CLSA’s bottom-up survey findings
Based on CLSA’s updated bottom-up CG scoring system which covers over 1,200 companies across 12 markets; transport and infrastructure were ranked at the top, followed by finance and insurance. Comparing this year’s CG score to that of 2020, corporate governance in Asia has improved by 3.1ppts. Our analysis of CG scores by thematic characteristics revealed that gender-diverse firms have the highest CG scores, followed by privately owned enterprises, large caps and manager-run companies; while state-owned firms score the lowest.
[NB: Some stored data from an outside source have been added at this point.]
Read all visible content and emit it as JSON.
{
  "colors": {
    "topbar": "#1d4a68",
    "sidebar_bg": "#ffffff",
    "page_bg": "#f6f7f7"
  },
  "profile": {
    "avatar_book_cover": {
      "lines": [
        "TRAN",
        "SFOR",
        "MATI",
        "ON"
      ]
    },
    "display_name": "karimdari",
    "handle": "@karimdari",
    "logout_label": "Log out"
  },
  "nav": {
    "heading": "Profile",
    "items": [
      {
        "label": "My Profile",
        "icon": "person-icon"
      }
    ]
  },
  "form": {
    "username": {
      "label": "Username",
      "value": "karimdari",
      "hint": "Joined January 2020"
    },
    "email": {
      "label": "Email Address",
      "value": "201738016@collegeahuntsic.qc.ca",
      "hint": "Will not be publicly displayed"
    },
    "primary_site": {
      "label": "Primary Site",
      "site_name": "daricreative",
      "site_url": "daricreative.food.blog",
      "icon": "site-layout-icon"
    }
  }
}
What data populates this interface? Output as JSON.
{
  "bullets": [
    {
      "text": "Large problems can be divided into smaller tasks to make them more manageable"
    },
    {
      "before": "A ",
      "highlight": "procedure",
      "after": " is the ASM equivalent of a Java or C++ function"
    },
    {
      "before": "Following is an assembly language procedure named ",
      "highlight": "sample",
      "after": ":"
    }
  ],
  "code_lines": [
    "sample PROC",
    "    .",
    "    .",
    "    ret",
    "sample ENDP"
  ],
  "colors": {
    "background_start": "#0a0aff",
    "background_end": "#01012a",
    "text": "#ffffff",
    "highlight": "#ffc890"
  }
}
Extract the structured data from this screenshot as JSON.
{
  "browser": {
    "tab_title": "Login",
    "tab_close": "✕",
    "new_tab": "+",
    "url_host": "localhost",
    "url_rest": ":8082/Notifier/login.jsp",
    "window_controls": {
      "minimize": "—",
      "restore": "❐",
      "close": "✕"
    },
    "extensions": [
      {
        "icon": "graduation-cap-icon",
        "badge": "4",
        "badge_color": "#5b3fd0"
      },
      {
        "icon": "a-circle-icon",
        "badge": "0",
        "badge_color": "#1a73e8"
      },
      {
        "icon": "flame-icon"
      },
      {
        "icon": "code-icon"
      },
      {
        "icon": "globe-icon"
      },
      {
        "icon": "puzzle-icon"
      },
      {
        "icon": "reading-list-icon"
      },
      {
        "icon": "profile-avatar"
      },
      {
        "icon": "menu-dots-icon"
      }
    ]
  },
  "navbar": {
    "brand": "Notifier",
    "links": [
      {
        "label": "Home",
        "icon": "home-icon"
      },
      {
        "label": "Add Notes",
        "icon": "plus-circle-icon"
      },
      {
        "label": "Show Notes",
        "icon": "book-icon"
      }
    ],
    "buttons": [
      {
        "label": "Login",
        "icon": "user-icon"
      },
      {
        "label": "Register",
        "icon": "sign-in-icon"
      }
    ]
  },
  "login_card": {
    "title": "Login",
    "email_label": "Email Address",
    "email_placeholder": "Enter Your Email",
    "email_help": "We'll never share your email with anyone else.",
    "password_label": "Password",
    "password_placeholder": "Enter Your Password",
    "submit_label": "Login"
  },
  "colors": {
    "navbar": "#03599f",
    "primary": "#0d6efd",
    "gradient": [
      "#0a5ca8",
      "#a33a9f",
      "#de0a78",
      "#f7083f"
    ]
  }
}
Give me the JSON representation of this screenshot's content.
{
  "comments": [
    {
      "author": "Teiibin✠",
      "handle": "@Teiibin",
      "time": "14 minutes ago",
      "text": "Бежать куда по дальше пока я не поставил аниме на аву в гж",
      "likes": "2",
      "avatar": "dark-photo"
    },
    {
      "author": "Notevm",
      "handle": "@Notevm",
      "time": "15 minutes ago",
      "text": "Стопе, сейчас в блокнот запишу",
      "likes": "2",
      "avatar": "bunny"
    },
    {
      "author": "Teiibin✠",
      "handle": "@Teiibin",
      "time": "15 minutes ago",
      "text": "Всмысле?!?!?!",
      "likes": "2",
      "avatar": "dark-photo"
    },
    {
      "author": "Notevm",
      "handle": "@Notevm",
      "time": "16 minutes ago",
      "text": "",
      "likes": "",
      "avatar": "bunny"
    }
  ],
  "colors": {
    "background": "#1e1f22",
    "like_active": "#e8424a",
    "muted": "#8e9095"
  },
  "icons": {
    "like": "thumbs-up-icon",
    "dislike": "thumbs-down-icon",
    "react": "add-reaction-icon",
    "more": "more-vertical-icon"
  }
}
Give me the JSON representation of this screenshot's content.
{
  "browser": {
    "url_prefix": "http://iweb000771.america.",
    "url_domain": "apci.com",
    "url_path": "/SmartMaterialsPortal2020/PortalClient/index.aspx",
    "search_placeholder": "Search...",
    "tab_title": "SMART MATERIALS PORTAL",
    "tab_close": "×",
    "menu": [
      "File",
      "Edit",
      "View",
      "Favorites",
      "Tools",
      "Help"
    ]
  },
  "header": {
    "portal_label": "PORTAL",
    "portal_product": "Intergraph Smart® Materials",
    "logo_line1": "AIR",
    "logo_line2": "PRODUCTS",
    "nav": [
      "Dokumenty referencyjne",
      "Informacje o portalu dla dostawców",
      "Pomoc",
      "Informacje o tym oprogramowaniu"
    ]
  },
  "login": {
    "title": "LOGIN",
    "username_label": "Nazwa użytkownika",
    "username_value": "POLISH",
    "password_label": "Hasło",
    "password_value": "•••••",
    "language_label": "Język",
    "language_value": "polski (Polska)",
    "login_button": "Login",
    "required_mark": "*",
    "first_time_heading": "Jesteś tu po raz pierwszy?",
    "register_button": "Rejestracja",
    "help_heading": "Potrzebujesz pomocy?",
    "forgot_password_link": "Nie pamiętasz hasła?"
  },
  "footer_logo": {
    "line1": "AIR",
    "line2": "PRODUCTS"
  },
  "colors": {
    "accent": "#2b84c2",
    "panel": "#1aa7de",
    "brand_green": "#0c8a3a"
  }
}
CLSA continues to find the top quintile of CG groups offer better shareholder returns. Companies with good CG scores have better Social scores in our revamped ESG scoring system. Therefore, we can use our ESG scores to identify stocks that are best in class for value creation (ROE above COE) with a fundamentally positive view, as well as stocks that are improving their governance with improving ROEs.
Seungjoo Ro, Head of Sustain Asia Research at CLSA added, “We are delighted to announce we have taken another meaningful stride forward with the release of our latest joint publication, CG Watch, in collaboration with ACGA. The Asian region is characterized by extreme weather events, shifting demographics and geopolitical uncertainties. Now more than ever it has become increasingly crucial to comprehend the connection between effective corporate governance, ESG, and shareholder returns.”
The Asian Corporate Governance Association (ACGA) is a non-profit membership association founded in 1999. We conduct research on corporate governance and ESG in 12 markets in AsiaPacific and advocate at the regulatory and corporate level across the region to improve standards and practices. ACGA is entirely funded by a network of 106 member firms from 18 markets, of which 70% are institutional investors with more than US$40 trillion in assets under management globally.